J’ai lu ce premier roman dans le cadre du Salon Fnac Livres, où j’ai eu le plaisir de rencontrer l’auteure, mais c’est également un livre qui a été sélectionné pour le mois d’Octobre dans le cadre du Prix ELLE dont je suis jurée. Le récit se déroule dans une famille dysfonctionnelle : le père est un homme contrôlant et violent, la mère est faible, soumise, effacée. Le seul rayon de soleil dans la vie de la narratrice, qui a dix ans au début du roman, est son petit frère Gilles. Mais un drame qui survient dès le premier chapitre, une scène épouvantable dont est témoin le petit garçon, altère la personnalité de Gilles. Il se renferme sur lui-même, devient froid et violent, au désespoir de sa grande sœur.

Celle-ci cherche à échapper par tous les moyens à ce quotidien : par le fantastique (avec une référence à « Retour vers le futur), par les études – elle est surdouée, notamment dans les matières scientifiques, et s’intéresse tout particulièrement à Marie Curie – , par l’amitié aussi, avec un jeune couple qui habite dans le quartier et pour lequel elle travaille comme babysitter.

« La Vraie Vie » est un roman initiatique porté par une héroïne  attachante qui lutte pour s’en sortir, mais surtout pour pouvoir venir en aide à son frère : leur relation est vraiment belle et on a envie que ce petit garçon qui est sur la mauvaise pente arrive à s’en sortir. On suit cette jeune fille durant cinq ans, de l’âge de dix ans jusqu’à quinze ans, et le récit se concentre en grande partie sur les étés, les périodes où elle n’est pas à l’école mais coincée dans cette banlieue pavillonnaire.

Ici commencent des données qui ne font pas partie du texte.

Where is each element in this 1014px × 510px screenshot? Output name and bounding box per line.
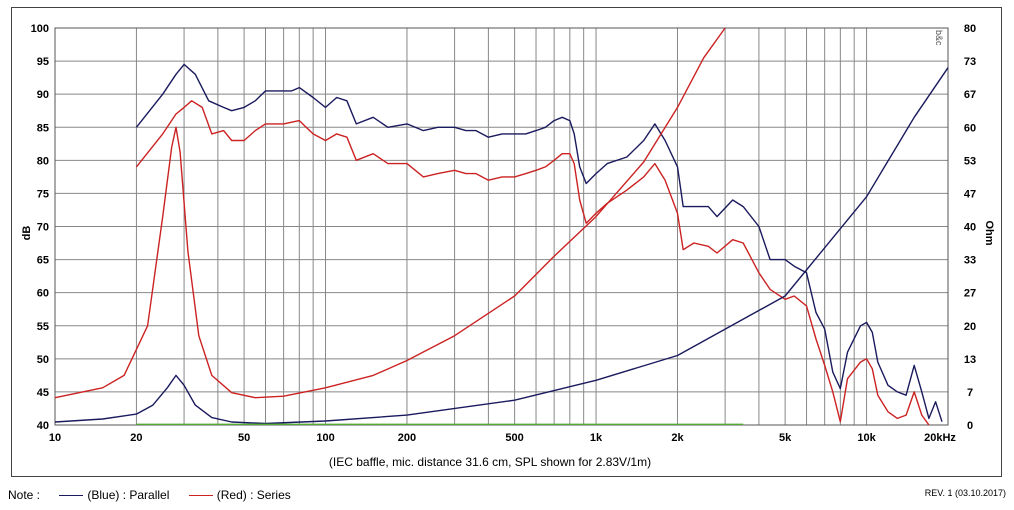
- series-line-impedance-red: [54, 27, 726, 399]
- series-line-spl-blue: [135, 63, 943, 422]
- y-tick-label-left: 50: [37, 354, 49, 366]
- grid: [54, 27, 949, 426]
- y-tick-label-left: 45: [37, 387, 49, 399]
- legend-label-blue: (Blue) : Parallel: [87, 488, 170, 502]
- revision-label: REV. 1 (03.10.2017): [924, 488, 1006, 498]
- tick-labels: 40 45 50 55 60 65 70 75 80 85 90 95 100 0 7 13 20 27 33 40 4…: [31, 23, 976, 444]
- x-tick-label: 5k: [779, 432, 792, 444]
- y-tick-label-right: 13: [964, 354, 976, 366]
- chart-frame: 40 45 50 55 60 65 70 75 80 85 90 95 100 0 7 13 20 27 33 40 4…: [11, 7, 1002, 477]
- y-tick-label-right: 33: [964, 255, 976, 267]
- series-layer: [54, 27, 949, 426]
- legend-note: Note : (Blue) : Parallel (Red) : Series: [8, 488, 291, 502]
- y-tick-label-right: 80: [964, 23, 976, 35]
- x-tick-label: 50: [238, 432, 250, 444]
- y-tick-label-right: 0: [967, 420, 973, 432]
- x-tick-label: 200: [398, 432, 416, 444]
- plot-border: [54, 27, 949, 426]
- chart-caption: (IEC baffle, mic. distance 31.6 cm, SPL …: [329, 455, 651, 469]
- y-tick-label-left: 75: [37, 188, 49, 200]
- watermark-logo: b&c: [934, 30, 944, 46]
- frequency-response-chart: 40 45 50 55 60 65 70 75 80 85 90 95 100 0 7 13 20 27 33 40 4…: [21, 23, 995, 469]
- note-label: Note :: [8, 488, 41, 502]
- y-tick-label-right: 47: [964, 188, 976, 200]
- legend-swatch-blue: [59, 495, 84, 497]
- x-tick-label: 10k: [857, 432, 876, 444]
- y-tick-label-left: 60: [37, 288, 49, 300]
- y-tick-label-left: 90: [37, 89, 49, 101]
- y-tick-label-right: 20: [964, 321, 976, 333]
- y-tick-label-right: 67: [964, 89, 976, 101]
- x-tick-label: 10: [49, 432, 61, 444]
- y-tick-label-right: 60: [964, 122, 976, 134]
- y-tick-label-left: 65: [37, 255, 49, 267]
- x-tick-label: 2k: [671, 432, 684, 444]
- series-line-impedance-blue: [54, 67, 949, 425]
- y-tick-label-right: 53: [964, 155, 976, 167]
- y-tick-label-left: 55: [37, 321, 49, 333]
- y-tick-label-left: 40: [37, 420, 49, 432]
- series-line-spl-red: [135, 100, 930, 426]
- y-tick-label-left: 70: [37, 222, 49, 234]
- legend-label-red: (Red) : Series: [216, 488, 291, 502]
- x-tick-label: 500: [505, 432, 523, 444]
- x-tick-label: 20: [130, 432, 142, 444]
- y-axis-label-right: Ohm: [983, 220, 995, 245]
- y-tick-label-right: 7: [967, 387, 973, 399]
- x-tick-label: 1k: [590, 432, 603, 444]
- y-tick-label-left: 95: [37, 56, 49, 68]
- y-tick-label-left: 100: [31, 23, 49, 35]
- x-tick-label: 100: [316, 432, 334, 444]
- y-tick-label-right: 40: [964, 222, 976, 234]
- y-tick-label-left: 80: [37, 155, 49, 167]
- x-tick-label: 20kHz: [924, 432, 956, 444]
- y-tick-label-right: 27: [964, 288, 976, 300]
- y-tick-label-left: 85: [37, 122, 49, 134]
- legend-swatch-red: [188, 495, 213, 497]
- y-tick-label-right: 73: [964, 56, 976, 68]
- y-axis-label-left: dB: [21, 226, 33, 241]
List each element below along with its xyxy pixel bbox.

L’auteure est douée pour écrire des scènes très fortes qui se passent d’ailleurs la plupart du temps la nuit ou dans l’obscurité : il y a d’ailleurs dans ce roman une scène centrale qui  se déroule dans la forêt et qui est à couper le souffle – Adeline Dieudonné a dit à la rencontre organisée dans le cadre du Salon Fnac Livres qu’elle avait en tête la chanson de Rammstein « Du Hast » quand elle l’a écrite, une anecdote qui ne pouvait que me parler ! La scène de fin est également très réussie, avec un petit clin d’œil au détour d’une phrase qui est à mes yeux une excellente idée.

J’ai beaucoup aimé l’écriture d’Adeline Dieudonné, mais également l’absence de manichéisme : l’héroïne n’est pas que victime, c’est une jeune fille courageuse qui se prend en main, mais elle a aussi des défauts – je ne peux pas en dire plus sous peine de spoiler!. Quant au père, c’est un homme odieux et violent, mais on sent qu’il y a une faille, qu’il y a quelque chose dans son histoire qui peut peut-être expliquer pourquoi il est devenu ainsi…

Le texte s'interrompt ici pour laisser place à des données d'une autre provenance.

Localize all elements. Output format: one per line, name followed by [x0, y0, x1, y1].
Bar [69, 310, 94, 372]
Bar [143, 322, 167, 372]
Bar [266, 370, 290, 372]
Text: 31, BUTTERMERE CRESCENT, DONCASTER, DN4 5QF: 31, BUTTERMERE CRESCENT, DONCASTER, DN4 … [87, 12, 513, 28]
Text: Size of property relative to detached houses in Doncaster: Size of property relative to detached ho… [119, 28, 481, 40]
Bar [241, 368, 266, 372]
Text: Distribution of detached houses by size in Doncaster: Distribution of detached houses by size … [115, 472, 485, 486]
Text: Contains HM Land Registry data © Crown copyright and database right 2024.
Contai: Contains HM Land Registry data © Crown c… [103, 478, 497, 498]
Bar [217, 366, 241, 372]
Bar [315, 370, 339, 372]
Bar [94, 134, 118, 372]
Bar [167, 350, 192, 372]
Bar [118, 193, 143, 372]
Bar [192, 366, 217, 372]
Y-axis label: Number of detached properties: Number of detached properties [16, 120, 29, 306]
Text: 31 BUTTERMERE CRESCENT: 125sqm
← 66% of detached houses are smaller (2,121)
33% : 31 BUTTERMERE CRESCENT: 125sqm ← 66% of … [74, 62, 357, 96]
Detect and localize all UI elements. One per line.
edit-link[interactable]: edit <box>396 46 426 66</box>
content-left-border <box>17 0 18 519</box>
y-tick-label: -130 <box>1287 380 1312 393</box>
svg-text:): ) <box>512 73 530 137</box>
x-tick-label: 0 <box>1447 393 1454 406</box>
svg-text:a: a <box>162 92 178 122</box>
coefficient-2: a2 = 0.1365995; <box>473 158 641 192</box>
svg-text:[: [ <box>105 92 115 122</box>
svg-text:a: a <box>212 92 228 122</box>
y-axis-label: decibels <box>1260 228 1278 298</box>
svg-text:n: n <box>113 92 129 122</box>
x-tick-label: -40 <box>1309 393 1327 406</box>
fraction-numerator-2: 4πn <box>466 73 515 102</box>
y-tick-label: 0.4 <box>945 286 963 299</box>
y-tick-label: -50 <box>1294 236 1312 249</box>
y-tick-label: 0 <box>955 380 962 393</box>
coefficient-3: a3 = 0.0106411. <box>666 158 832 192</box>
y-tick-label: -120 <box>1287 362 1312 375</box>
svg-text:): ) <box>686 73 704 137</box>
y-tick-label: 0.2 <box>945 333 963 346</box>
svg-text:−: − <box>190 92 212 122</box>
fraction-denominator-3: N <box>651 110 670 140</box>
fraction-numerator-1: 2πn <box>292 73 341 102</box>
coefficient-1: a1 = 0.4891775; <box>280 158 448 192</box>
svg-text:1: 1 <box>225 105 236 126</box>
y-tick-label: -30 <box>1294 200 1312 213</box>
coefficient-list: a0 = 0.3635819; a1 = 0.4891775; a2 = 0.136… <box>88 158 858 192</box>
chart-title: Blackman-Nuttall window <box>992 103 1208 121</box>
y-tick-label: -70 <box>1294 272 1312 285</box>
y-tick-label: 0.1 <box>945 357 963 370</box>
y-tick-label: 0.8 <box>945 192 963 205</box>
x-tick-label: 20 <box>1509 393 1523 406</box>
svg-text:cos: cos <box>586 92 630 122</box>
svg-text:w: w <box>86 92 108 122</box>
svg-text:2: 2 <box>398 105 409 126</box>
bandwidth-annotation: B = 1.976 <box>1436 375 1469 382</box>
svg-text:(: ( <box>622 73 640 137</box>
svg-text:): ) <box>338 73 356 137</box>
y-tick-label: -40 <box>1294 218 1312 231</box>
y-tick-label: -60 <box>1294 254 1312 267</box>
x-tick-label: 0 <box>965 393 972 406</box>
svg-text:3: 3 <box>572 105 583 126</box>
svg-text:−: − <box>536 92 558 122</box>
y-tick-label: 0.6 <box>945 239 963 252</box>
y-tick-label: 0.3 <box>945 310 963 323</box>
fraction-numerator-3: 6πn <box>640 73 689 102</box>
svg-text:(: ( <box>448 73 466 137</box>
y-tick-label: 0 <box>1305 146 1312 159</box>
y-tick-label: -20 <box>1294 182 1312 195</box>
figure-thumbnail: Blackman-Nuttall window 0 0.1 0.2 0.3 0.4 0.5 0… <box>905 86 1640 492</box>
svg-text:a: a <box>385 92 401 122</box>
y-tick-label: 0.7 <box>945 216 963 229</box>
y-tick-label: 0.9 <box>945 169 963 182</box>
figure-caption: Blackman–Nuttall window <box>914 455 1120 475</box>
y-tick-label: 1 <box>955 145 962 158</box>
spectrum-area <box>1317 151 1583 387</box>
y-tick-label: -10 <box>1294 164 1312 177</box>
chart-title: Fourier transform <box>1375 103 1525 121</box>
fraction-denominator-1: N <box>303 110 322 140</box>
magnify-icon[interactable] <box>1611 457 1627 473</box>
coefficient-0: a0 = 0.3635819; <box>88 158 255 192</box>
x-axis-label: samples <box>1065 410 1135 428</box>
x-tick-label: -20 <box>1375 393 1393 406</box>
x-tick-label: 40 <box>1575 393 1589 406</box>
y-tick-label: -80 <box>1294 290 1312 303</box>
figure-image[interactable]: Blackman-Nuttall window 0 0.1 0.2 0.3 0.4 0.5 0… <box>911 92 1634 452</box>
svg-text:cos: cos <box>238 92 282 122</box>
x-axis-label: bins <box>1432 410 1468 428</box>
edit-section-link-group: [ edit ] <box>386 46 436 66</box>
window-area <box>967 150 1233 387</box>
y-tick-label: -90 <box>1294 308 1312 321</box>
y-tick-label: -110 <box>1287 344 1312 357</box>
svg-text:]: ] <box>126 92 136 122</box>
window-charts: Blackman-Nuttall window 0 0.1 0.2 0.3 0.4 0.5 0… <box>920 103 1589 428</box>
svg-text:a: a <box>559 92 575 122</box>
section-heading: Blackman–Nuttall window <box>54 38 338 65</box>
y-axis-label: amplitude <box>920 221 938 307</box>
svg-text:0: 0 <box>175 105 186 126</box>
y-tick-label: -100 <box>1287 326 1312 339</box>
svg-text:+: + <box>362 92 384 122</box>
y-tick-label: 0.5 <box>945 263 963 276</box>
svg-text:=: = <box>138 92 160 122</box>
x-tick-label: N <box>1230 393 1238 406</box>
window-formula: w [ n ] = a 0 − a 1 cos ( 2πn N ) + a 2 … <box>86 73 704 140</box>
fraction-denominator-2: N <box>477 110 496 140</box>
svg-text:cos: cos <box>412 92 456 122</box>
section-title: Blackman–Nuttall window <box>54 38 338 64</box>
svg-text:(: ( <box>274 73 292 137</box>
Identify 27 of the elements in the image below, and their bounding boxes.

Alors oui, on voit « La Vraie Vie » d’Adeline Dieudonné partout et cela peut lasser, mais lisez ce roman qui en vaut vraiment la peine : c’est un roman à la fois sombre et lumineux, plein d’espoir malgré la violence et la solitude qui y règnent, très bien écrit et ficelé, la fin m’a vraiment beaucoup plu. Un très beau premier roman à découvrir ! 

Publié en Août 2018 chez L’Iconoclaste, 265 pages.

15e lecture de la Rentrée Littéraire de Septembre 2018.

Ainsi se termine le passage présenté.